As we reported yesterday the pilot scheme at the Abbey School in Faversham, Kent, is being extended to all secondary schools in the county.
Peter Walker, the school's newly retired headteacher, is enthusiastic about the effect of random testing and is acting as ambassador for the scheme. He believes it should be rolled out across the UK.
When the Abbey school scheme started critics were concerned that children who refused a test would be assumed to be guilty and mistakes could wrongly label some as users.
In the event after 600 random drug tests were carried out on the school's 11 to 18-year olds last year, only one tested positive for cannabis.
Mr Walker said: "We had our best set of exam results in the school's history. There's less disruption in the classroom, less incidents in the playground or on the way to school. Children feel that they are far better protected.
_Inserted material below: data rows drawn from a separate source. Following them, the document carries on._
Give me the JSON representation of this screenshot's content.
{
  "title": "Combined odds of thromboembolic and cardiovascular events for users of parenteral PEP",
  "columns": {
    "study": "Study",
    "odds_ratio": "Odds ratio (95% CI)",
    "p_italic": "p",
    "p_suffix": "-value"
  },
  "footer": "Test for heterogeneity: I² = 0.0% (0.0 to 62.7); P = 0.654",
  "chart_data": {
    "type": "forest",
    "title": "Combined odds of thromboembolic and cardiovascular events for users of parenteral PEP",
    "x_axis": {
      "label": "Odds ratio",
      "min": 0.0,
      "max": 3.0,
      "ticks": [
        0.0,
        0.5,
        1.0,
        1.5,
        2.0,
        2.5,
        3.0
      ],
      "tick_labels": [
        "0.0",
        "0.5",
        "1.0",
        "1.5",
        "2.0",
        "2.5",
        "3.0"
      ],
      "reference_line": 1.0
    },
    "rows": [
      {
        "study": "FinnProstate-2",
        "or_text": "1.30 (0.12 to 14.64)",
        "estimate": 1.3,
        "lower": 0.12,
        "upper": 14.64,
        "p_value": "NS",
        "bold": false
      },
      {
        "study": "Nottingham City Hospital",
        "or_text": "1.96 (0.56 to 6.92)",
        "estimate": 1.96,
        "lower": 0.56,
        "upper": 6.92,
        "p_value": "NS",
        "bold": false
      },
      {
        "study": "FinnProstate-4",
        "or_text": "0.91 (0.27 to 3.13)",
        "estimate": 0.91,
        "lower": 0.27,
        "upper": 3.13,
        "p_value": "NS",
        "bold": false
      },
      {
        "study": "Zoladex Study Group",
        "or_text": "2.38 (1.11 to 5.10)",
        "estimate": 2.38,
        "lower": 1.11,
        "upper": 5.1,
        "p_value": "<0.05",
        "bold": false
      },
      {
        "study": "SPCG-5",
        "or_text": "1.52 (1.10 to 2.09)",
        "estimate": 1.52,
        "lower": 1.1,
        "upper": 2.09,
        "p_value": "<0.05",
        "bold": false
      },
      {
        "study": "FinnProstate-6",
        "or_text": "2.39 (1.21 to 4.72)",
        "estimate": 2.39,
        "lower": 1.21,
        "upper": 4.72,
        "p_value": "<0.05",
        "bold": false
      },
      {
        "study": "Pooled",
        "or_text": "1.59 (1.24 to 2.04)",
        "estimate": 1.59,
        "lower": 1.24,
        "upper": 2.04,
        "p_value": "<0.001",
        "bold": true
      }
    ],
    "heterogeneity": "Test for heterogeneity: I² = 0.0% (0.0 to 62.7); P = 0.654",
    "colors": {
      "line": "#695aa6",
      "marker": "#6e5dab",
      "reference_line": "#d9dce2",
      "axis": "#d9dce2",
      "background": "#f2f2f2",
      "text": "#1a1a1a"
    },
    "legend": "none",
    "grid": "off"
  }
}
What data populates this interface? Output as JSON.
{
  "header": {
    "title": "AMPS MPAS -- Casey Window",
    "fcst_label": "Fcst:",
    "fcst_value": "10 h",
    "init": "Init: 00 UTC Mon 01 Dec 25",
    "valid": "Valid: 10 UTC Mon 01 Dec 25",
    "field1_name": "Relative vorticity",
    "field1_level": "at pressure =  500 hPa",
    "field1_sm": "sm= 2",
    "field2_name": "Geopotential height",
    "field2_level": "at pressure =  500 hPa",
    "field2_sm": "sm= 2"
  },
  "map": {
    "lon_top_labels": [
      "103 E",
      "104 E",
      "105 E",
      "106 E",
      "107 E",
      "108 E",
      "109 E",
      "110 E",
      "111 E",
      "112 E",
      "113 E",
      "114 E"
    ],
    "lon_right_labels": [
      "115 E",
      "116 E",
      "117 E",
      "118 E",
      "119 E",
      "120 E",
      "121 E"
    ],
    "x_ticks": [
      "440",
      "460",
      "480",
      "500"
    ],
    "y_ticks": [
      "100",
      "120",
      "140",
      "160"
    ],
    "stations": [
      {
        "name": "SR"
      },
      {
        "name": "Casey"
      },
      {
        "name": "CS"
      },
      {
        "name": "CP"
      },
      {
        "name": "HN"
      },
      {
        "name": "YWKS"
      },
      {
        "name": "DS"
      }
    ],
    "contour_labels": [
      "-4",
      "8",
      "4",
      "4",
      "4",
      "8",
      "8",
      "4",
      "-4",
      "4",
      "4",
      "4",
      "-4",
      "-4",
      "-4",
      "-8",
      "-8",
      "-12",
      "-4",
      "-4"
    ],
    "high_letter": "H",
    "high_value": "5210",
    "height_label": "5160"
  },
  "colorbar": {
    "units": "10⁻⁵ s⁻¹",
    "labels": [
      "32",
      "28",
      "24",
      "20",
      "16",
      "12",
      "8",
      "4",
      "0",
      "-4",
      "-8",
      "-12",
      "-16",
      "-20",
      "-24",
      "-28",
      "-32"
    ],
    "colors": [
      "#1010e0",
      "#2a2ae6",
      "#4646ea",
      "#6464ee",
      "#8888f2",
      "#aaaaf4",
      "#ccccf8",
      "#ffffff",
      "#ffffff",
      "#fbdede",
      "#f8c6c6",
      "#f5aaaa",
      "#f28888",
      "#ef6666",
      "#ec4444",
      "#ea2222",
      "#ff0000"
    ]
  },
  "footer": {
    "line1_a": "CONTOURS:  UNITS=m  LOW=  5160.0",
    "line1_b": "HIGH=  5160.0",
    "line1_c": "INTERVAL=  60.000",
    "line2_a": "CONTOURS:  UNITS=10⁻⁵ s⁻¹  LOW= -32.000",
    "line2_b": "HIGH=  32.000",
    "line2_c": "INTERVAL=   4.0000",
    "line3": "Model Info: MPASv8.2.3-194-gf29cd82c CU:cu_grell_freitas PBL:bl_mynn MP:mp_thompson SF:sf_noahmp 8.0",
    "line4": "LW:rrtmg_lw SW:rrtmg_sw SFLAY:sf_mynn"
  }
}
"The biggest reason for taking drugs is peer group pressure. It looks like we may well have found a way for children to have a viable way of saying no to their peer group."
But doubters remain - and one of them, Professor Neil McKeganey, of Glasgow University's centre for drug misuse, has the job of evaluating the programme in Kent as a possible prelude to going national.
He will be keeping an open mind but the concerns he raised in an earlier study for the Joseph Rowntree Foundation are still valid.
He argued that random testing could have "unintended adverse consequences", by encouraging youngsters to switch from cannabis, which can be detected for a relatively long time in the body, to drugs that cannot be traced after a few days, such as heroin and ecstasy.
When he wrote that report last year he said a study from the US, where drug-testing programmes are widespread and and have strong political support, revealed they had little impact on drug use among young people.
"In light of this it would seem preferable to avoid the ad hoc proliferation of random drug-testing programmes until such time as there are clear data on effectiveness," he said.
Now it seems Professor McKeganey will get the chance to judge whether random drug testing really is effective.
But politicians are junkies for this kind of high profile intervention. Earlier this year Ruth Kelly, the then education secretary, praised the scheme. Maybe the Kent pilot is "doomed to succeed" whatever the results?